Kanopenvasen bei Luxor gefunden

Autor: Annika Grunert - Veröffentlicht am 30. Juni 2018

In der Region des beliebten Reiseziels Luxor sind gut erhaltene Kanopen, auch Kanopenvasen oder -krüge genannt, entdeckt worden. Die Vasen stammen aus der 26. Dynastie. Das Team vom „South Asasif Conservation Project“ hat die Kanopen in der Südwand der Grabkammer von Karabasken gefunden, wie Dr.

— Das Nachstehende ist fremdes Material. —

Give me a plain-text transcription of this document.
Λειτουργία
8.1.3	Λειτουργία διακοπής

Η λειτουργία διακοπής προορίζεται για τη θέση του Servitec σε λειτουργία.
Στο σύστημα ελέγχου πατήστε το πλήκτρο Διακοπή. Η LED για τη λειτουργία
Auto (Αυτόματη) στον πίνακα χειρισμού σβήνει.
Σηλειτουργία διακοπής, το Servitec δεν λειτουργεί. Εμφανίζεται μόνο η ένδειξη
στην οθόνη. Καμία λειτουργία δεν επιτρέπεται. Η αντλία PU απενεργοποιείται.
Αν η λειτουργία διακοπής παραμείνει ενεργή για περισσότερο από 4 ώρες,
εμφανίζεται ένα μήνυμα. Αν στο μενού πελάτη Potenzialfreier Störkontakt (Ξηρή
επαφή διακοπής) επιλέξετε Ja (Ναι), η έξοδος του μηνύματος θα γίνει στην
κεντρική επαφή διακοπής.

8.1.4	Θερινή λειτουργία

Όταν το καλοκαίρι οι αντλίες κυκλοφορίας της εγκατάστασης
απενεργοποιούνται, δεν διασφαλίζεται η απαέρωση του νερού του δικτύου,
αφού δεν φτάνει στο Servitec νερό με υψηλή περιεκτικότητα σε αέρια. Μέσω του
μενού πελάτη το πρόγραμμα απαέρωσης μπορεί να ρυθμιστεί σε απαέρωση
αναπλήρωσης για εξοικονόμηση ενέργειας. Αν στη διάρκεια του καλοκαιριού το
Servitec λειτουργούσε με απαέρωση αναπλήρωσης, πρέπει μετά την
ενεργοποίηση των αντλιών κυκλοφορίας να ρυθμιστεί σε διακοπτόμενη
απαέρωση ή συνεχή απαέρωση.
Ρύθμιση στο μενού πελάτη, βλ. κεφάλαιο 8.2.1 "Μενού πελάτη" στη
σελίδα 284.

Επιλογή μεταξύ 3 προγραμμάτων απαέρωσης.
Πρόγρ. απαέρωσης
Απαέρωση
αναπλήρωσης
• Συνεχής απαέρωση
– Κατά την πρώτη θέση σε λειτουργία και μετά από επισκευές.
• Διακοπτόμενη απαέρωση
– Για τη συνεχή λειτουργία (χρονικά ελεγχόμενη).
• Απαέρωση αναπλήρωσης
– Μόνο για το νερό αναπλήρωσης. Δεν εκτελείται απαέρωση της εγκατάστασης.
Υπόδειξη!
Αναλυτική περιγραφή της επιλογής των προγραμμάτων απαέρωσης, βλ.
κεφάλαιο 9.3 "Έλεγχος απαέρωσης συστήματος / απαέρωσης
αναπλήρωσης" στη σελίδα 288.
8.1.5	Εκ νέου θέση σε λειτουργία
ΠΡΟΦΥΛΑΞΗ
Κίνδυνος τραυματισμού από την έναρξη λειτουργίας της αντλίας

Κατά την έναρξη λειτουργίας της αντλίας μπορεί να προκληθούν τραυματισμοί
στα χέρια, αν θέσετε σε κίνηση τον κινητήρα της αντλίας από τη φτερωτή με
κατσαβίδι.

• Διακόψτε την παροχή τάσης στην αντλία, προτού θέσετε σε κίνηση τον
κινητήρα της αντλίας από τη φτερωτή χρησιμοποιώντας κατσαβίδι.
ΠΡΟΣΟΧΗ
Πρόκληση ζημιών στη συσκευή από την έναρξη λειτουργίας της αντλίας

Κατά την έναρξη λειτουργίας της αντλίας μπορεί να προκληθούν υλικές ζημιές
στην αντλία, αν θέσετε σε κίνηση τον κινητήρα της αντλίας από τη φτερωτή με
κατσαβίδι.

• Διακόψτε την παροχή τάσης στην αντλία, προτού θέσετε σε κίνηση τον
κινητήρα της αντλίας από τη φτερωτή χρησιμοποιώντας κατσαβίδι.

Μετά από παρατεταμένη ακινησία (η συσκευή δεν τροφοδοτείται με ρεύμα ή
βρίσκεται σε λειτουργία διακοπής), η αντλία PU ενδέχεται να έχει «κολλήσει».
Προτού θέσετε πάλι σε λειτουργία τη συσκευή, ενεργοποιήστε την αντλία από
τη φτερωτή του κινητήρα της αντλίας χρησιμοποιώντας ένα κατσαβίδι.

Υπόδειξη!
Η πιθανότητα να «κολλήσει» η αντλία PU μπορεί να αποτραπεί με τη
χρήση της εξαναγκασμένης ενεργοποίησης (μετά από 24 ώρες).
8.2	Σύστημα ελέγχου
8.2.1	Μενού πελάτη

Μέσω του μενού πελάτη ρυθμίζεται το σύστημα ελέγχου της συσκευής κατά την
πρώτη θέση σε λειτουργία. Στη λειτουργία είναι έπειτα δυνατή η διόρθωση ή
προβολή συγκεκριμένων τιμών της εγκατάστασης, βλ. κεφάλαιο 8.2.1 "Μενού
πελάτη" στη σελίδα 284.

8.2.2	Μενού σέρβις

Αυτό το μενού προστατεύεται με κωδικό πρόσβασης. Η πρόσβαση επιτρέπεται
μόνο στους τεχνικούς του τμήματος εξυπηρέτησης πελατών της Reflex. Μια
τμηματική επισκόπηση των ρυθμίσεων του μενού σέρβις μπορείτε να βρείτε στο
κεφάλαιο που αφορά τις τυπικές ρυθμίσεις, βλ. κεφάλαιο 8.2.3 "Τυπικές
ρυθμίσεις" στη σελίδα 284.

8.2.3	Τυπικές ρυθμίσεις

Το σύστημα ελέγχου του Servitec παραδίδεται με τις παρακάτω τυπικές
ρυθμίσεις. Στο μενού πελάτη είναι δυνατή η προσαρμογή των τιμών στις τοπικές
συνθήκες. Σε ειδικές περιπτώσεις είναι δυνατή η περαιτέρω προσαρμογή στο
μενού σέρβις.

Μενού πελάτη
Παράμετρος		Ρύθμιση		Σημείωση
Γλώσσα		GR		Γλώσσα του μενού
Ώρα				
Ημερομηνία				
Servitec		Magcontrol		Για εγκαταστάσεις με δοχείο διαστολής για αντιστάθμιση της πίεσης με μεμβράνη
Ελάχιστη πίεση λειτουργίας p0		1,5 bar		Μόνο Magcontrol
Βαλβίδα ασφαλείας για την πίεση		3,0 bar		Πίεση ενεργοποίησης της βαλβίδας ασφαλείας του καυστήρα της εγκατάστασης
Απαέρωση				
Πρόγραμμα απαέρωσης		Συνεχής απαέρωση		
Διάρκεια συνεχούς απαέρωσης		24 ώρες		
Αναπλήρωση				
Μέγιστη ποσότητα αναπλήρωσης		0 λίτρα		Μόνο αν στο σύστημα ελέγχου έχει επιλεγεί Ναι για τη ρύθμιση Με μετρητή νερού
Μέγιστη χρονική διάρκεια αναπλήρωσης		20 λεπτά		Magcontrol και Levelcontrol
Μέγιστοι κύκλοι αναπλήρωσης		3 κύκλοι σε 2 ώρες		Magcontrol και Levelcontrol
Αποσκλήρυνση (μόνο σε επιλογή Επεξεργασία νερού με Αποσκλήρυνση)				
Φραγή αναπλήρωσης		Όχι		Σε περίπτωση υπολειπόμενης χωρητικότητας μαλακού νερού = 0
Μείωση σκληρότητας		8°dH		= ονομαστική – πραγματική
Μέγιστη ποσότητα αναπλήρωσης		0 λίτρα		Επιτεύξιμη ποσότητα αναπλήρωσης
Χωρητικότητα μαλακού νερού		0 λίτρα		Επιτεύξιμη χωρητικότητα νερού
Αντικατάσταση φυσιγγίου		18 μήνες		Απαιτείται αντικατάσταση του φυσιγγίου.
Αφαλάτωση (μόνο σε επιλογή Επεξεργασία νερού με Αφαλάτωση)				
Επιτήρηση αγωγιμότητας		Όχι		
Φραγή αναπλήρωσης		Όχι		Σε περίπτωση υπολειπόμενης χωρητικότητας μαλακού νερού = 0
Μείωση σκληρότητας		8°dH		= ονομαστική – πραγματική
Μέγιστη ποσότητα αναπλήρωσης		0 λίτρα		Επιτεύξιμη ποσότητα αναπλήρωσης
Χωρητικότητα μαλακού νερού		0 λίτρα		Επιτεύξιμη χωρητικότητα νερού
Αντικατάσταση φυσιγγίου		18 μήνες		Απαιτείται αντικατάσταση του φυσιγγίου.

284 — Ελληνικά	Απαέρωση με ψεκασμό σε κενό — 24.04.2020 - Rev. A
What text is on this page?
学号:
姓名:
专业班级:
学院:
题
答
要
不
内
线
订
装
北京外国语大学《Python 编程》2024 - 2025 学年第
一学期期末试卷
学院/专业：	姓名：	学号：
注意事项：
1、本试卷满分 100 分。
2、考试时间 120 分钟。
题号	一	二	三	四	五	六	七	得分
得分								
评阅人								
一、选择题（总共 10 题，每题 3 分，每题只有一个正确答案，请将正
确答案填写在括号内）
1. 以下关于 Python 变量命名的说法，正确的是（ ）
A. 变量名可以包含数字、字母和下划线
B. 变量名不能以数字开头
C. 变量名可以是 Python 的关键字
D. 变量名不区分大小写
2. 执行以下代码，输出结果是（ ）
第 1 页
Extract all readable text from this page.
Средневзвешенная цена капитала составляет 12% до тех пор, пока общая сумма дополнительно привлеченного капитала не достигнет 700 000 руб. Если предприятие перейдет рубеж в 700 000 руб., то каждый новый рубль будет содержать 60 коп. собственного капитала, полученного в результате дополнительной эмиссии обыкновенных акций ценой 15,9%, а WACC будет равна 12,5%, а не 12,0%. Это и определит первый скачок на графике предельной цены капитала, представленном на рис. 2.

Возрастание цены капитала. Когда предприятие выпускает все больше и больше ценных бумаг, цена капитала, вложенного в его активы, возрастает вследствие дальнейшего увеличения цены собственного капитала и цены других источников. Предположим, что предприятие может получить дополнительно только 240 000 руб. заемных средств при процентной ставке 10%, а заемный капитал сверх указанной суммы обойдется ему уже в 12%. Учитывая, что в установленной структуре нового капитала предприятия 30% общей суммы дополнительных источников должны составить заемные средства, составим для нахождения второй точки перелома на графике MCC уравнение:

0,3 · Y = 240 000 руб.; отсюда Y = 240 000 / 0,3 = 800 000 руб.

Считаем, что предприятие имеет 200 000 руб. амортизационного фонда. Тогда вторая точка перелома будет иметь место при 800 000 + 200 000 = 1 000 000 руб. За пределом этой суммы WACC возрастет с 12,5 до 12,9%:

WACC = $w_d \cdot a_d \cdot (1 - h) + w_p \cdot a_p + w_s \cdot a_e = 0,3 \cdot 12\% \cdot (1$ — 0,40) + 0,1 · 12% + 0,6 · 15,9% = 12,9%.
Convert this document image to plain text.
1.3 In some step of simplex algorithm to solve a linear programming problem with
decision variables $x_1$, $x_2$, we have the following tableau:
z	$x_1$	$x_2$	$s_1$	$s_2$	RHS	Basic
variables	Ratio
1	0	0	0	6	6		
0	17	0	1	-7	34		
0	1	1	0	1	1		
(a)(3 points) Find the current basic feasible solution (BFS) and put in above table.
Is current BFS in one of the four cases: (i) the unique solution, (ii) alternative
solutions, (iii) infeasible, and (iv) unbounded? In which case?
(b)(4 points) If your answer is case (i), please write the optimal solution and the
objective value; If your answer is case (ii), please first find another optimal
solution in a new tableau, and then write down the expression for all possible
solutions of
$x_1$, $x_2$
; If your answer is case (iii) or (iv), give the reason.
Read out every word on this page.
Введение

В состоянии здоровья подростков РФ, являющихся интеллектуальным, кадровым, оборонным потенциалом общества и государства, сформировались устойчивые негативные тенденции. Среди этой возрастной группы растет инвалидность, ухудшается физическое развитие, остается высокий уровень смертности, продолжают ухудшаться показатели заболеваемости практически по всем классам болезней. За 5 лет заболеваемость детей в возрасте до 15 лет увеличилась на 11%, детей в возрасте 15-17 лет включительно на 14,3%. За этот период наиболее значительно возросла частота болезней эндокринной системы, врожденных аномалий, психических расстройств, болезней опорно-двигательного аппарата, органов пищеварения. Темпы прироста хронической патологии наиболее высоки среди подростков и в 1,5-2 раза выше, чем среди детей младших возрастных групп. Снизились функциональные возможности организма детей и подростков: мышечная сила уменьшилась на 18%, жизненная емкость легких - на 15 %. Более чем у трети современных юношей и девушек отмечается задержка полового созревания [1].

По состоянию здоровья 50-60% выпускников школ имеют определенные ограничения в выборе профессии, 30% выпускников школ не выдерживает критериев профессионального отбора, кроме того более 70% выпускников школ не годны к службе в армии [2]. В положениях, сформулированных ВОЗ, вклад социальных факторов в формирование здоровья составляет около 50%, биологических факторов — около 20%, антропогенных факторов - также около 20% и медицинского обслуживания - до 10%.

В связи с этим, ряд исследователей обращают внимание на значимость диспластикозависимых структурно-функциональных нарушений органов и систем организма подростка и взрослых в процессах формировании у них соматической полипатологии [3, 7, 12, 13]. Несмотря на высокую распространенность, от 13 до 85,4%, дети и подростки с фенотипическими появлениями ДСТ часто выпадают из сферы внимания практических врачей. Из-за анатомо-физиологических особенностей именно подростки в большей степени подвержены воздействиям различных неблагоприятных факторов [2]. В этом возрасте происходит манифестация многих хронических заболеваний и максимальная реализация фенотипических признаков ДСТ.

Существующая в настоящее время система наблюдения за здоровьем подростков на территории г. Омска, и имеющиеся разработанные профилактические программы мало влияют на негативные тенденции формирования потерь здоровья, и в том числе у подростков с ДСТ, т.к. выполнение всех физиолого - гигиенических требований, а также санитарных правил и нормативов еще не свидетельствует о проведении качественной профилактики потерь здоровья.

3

Mostafa Waziri, Generalsekretär vom „Supreme Council of Antiquities“, vermeldete.

Kanopenkrüge
Kanopenkrüge dienten der getrennten Beisetzung von Körper und Organen.

Im alten Ägypten waren die Kanopenkrüge besonders wichtig: Während der Mumifizierung bewahrten sie die Eingeweide auf, damit die Organe separat vom Leichnam beigesetzt werden konnten. Das Hochwasser hatte vor den Kanopen am Westufer von Luxor keinen Halt gemacht, sodass einer der Krüge zerbrach. Die Projektmitglieder mussten eine Notfallreinigung vornehmen und den Krug wieder konsolidieren (festigen).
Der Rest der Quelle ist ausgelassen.